Why is that, there is a TOR to match along with the color of crib and walls when a girl is born? There are classifications for the carrier options, academic courses, sport as well as musical instruments that are “biologically suited” for girls. Women now are financially independent, technologically advanced, racing for every phase of life, but still the age of marriage is a non-negotiable clause for almost all classes and castes. The “fair sex” is obliged to demonstrate the literal meaning to the word.  We are still fighting female feticide, rape, low levels of women literacy rates, dowry deaths, domestic violence, trafficking etc. and to top it being also damned as a cause for most of them. There are questions, despite this being 39th international women’s day; which yet are not answered, and there are questions which are not raised yet.
 
Hope is not to be lost, because there is a world which we should strive to bring into existence. A world where perspectives are evenly respected, burden is shared, no-one is categorized as superior gender; people are not identified by vagina or balls. There is a face and a story to every being, which is appreciated across the society. Let’s make a society free of discrimination and discernment; it is then we can actually eradicate celebration of a day or two for women, because they will also hold a tantamount ownership to rest of the days in the year.

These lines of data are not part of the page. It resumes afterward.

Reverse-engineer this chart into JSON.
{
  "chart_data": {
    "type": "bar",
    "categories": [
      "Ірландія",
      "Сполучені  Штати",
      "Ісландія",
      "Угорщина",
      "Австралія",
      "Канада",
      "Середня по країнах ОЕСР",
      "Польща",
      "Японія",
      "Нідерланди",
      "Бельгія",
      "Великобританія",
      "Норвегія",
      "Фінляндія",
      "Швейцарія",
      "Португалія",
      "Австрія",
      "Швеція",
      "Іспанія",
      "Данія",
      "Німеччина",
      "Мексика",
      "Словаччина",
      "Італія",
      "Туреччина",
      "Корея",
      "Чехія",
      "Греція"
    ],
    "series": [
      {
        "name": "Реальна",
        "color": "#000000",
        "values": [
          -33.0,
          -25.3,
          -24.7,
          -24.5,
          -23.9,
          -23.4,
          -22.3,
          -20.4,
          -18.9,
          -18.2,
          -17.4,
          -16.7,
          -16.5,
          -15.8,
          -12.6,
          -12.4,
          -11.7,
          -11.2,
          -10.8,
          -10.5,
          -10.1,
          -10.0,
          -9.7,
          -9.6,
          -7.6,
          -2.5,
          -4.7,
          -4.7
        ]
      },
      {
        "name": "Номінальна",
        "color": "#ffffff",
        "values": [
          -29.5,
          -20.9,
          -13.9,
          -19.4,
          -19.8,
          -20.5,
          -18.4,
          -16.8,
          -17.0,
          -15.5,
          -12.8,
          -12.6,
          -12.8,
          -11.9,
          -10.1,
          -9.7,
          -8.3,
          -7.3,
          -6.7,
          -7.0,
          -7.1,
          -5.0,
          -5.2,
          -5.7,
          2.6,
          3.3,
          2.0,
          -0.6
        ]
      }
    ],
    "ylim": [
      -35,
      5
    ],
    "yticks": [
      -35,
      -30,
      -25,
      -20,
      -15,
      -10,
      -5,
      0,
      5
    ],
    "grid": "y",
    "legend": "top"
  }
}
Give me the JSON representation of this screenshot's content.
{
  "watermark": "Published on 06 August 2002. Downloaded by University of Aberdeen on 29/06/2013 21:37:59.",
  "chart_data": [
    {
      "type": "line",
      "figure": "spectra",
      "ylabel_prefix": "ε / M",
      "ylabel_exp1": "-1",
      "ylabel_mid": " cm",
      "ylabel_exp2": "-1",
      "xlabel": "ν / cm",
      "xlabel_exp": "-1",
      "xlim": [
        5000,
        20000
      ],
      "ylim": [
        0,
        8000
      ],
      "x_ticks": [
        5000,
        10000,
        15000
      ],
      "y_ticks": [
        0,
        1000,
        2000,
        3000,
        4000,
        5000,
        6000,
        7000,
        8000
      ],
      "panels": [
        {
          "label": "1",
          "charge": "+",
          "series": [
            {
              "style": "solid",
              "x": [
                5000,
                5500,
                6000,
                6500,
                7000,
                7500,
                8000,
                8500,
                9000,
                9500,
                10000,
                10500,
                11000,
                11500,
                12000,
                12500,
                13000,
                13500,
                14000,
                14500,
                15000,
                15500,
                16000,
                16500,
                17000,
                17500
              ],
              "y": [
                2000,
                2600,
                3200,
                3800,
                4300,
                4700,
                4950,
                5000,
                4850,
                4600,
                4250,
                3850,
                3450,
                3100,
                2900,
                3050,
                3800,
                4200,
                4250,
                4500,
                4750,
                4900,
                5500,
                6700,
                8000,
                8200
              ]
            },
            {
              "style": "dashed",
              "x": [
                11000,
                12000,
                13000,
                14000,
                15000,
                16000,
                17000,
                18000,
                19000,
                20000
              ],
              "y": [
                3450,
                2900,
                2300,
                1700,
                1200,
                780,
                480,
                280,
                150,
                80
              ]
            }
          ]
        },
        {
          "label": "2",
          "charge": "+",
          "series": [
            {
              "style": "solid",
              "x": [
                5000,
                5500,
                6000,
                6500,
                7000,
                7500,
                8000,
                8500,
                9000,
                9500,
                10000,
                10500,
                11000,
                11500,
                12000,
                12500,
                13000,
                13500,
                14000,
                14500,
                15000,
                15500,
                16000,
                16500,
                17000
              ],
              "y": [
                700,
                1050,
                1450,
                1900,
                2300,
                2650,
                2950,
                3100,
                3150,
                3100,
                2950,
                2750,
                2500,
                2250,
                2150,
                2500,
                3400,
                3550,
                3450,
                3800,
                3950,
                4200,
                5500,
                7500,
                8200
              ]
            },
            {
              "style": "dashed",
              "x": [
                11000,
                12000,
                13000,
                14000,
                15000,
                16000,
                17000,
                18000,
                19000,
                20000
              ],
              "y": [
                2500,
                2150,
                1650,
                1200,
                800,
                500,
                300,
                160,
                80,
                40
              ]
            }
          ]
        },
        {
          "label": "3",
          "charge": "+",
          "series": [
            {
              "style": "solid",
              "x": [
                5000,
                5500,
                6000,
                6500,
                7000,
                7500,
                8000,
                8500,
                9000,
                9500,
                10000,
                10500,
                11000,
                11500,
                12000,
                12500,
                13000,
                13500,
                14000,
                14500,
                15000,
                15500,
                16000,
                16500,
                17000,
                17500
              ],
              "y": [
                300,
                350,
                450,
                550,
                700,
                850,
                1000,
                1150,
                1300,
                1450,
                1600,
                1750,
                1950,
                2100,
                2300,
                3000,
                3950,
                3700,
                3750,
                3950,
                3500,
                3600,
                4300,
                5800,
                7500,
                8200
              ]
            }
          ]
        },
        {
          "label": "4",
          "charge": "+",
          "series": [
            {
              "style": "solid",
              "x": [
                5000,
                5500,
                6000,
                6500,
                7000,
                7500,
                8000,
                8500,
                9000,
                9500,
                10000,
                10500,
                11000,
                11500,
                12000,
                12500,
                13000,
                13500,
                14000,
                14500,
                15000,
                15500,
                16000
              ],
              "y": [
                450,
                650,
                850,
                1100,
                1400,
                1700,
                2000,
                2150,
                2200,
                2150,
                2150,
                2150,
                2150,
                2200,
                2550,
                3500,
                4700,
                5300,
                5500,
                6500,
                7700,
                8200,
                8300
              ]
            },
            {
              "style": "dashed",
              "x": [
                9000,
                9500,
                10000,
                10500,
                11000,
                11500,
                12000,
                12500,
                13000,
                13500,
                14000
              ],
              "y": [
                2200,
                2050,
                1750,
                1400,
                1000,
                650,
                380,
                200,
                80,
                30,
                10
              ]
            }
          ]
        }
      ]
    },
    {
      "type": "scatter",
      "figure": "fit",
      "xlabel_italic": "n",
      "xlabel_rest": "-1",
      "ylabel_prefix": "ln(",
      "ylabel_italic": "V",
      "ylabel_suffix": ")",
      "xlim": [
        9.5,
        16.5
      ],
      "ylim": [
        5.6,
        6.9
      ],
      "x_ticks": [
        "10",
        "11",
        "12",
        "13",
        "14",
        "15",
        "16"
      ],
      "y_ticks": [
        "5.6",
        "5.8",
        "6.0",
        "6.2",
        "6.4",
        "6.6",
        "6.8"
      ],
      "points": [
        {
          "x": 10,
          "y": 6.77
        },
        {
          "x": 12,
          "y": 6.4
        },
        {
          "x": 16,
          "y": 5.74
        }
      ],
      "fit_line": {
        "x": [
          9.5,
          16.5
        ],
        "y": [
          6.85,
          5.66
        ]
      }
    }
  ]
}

“Who knows what women can be when they are finally free to become themselves? Who knows what women’s intelligence will contribute when it can be nourished without denying love? Who knows of the possibilities of love when men & women share not only children , home, and garden, not only the fulfillment of their biological roles, but the possibilities and passions of the work that creates the human future and the full human knowledge of who they are? It has barely begun the search of women for themselves.”